Teaching young children is a privilege and a huge responsibility. The challenge is to cultivate their skills while sustaining their interest and preserving the joy.
A few points to achieve this:
Youngsters just want to have fun. Let them explore the game on their own at the outset. Follow them around and explain the things they’re curious about. The rule of thumb is this: You are the to do what they want to do, not what you want them to do.
Do more playing than teaching. A 6-year-old’s attention span is excruciatingly short. They don’t really focus until the ball is on the tee, waiting to be struck. With that, the lesson should not last longer than 30 minutes. Furthermore, the 30 minutes should be broken down into 10 minutes of actual teaching and 20 minutes of playing.
Communicate on their level. Everything you say should be expressed at the child’s level, and I mean that literally. Don’t stand when you talk; kneel down and look the child in the eye. Watch what you say, and how you say it.
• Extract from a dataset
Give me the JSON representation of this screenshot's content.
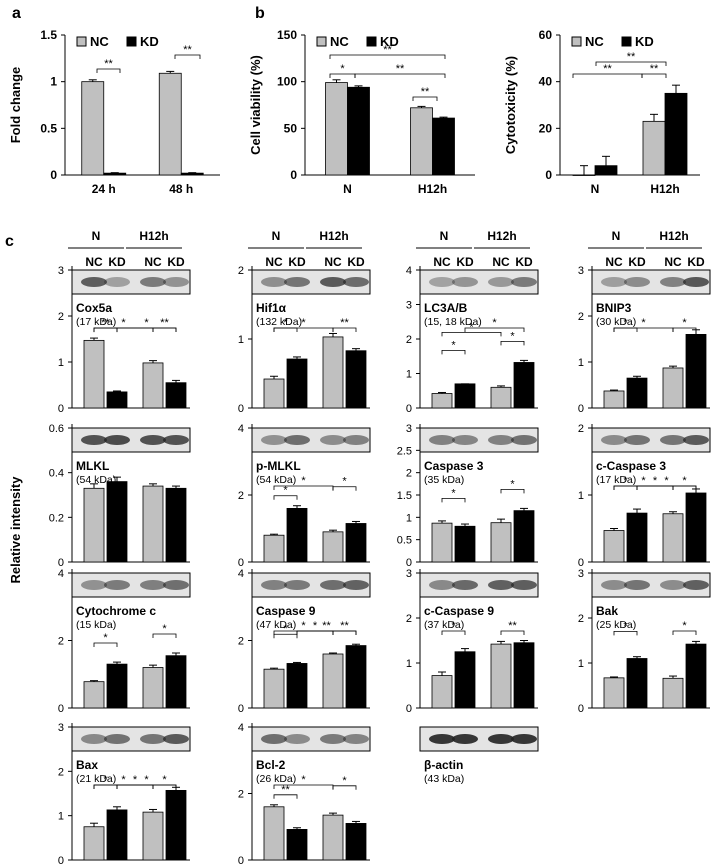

Rather than say “wide arc,” I say “big circle.” Instead of a “descending blow”, I say “thumb the ground”. I don’t say “pivot,” I say “turn”. Children must comprehend an idea before they can execute it.
Tee it up. To establish an early pattern of success, I insist on teeing the ball on every shot with every club.
Visual is better than verbal. Don’t explain the point, show it. Most children initially hold the club with a very weak left-hand grip. Instead of saying aim the “V” at the right shoulder, I mark the youngster’s fingers with a line or dots and tell them where it should point.
Safety first, last and always. In golf, the consequences of a misstep can be dire. Use these 2 main points to ensure safety: keep the youngster in your line of sight at all times. On the range, young students should occupy the bay in front of you, never the one behind. Drawn an imaginary line three feet in front of the spot the student is hitting from, and tell them, as emphatically as possible, never to walk in front of it.
There is no such thing as criticism. In a child’s world, events are classified as either “fun” or “not fun”. Criticism is not fun. It implied the child did something wrong, as opposed to merely doing something incorrectly. In golf as in life, the path forward is paved with praise. If they hit a good shot, you say “good shot”. If they hit a bad shot, you say, “good swing”. When you detect a flaw, you challenge them to make the correct move without verbally indentifying the bad one.